THE ROAR of the greasepaint, the smell of the crowd . . . oh how we’ve missed theatre. And now the curtain is going up all over the country.
Theatre has the power to allow us to deny and escape the world around us – or confront it head on. And sometimes a play will offer both.
Samuel Beckett’s seminal Krapp’s Last Tape is a great example. For those who love absurdist theatre it tells of an older man who reflects on his youth via a series of old tape recordings, taking us right into the darkness of existentialist crises, the realisation that 70 years on earth has left nothing but arthritis, damp walls and even damper spirit.

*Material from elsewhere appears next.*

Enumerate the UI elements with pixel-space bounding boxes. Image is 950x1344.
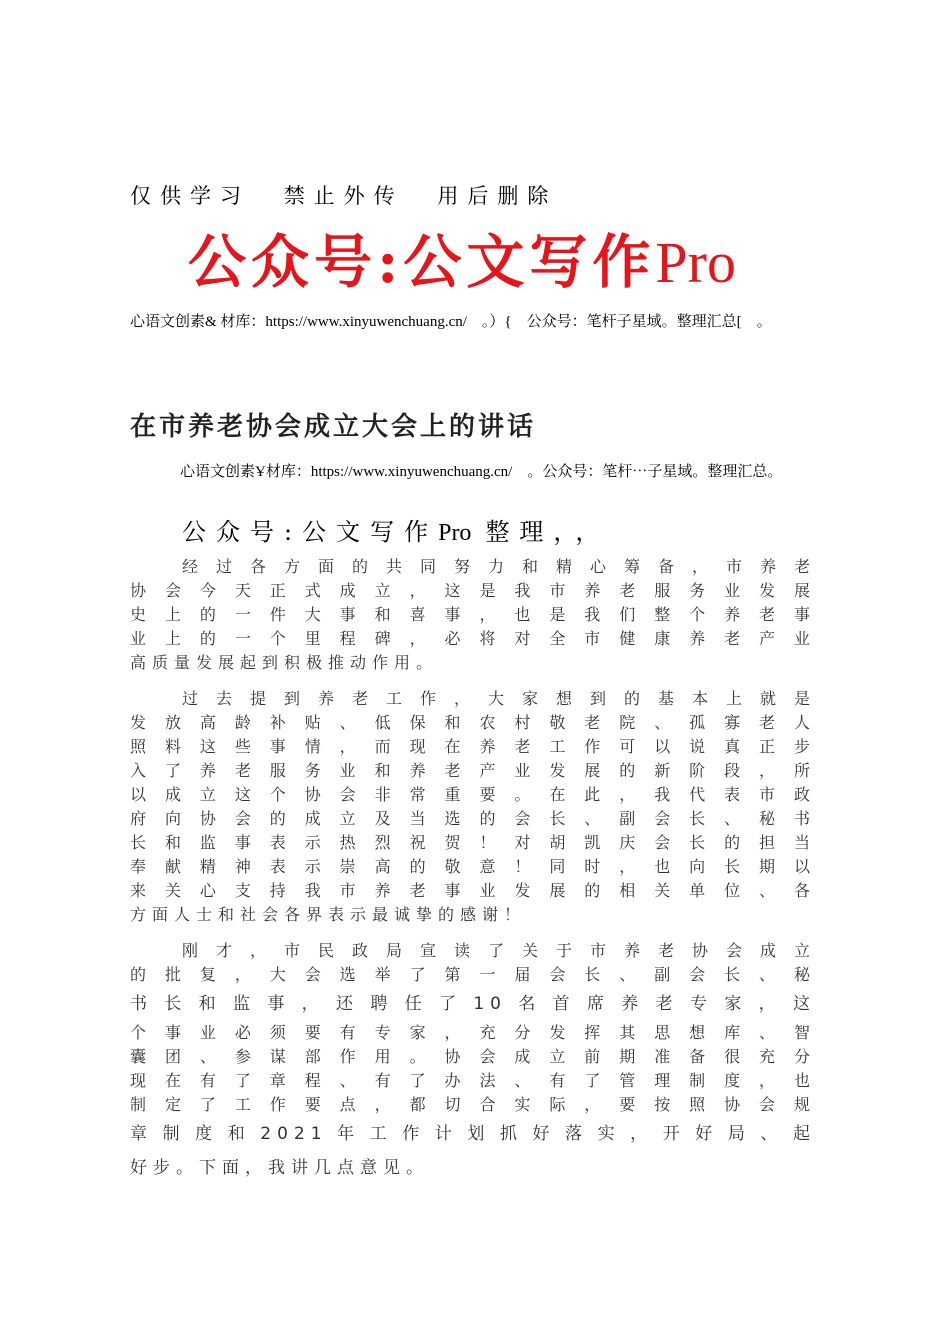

So far so wonderfully miserable. But it’s not simply about reflection of lost beauty and missed opportunities. The play allows us to laugh at vanity; to realise that, in the words of Joni Mitchell’s Big Yellow Taxi, you don’t know what you’ve got ‘till it’s gone.
The theme of self-exploration is also continued at the Tron Theatre in Glasgow with the Beckett-inspired Go On, in which Jane (Maureen Beattie) wonders how artificial intelligence replacement might allow her to exist in the future.
Sitting in her sleek kitchen, Jane teaches ‘Jayne’ the essentials of her life, and the loves and losses that have shaped her. Go On is the world premiere of this new play by, Linda McLean.
And if Covid has offered us the chance to assess personal content, how better to explore the vagaries presented by the human condition via some great songs and a terrific storyline? Willy Russell’s Blood Brothers is back at the King’s Theatre in Glasgow. (October 5-9) It’s a nature/nurture argument set in Liverpool, played out after children are separated at birth, wrapped around some great songs. Audience tears are virtually guaranteed at each performance.
But if we really want to stick our tongues out at the impact of the Corona virus, theatre offers the perfect satirical opportunity this coming week at Oran Mor in Glasgow’s West End.
The Tale of Typhoid Mary sees an epidemic spring up of typhoid (‘a disease of the slums’) among New York’s wealthy.
We learn that a pioneering virologist traces the infection to Irish cook Mary Mallow. Mary denies the link. But the state locks her up anyway. Will Mary go down without a fight? Is she really a super-spreader, or has she spread nothing more dangerous than cheap margarine?
Perth Theatre’s Don Juan is certainly a bi-product of Covid. (October 14-30).
Actor Grant O’Rourke found himself contained to his living room during the run of The Importance Of Being Earnest at Perth, so he took to his laptop and came up with a new version of Molière’s society-bashing satire.
He says of theatre; “It's healing, it's cathartic and it's the way I try and make sense of the world. But more than anything, it's fun.”
O’Rourke is so right. Steven McNicoll stars as the legendary lothario, a larger-than-life character.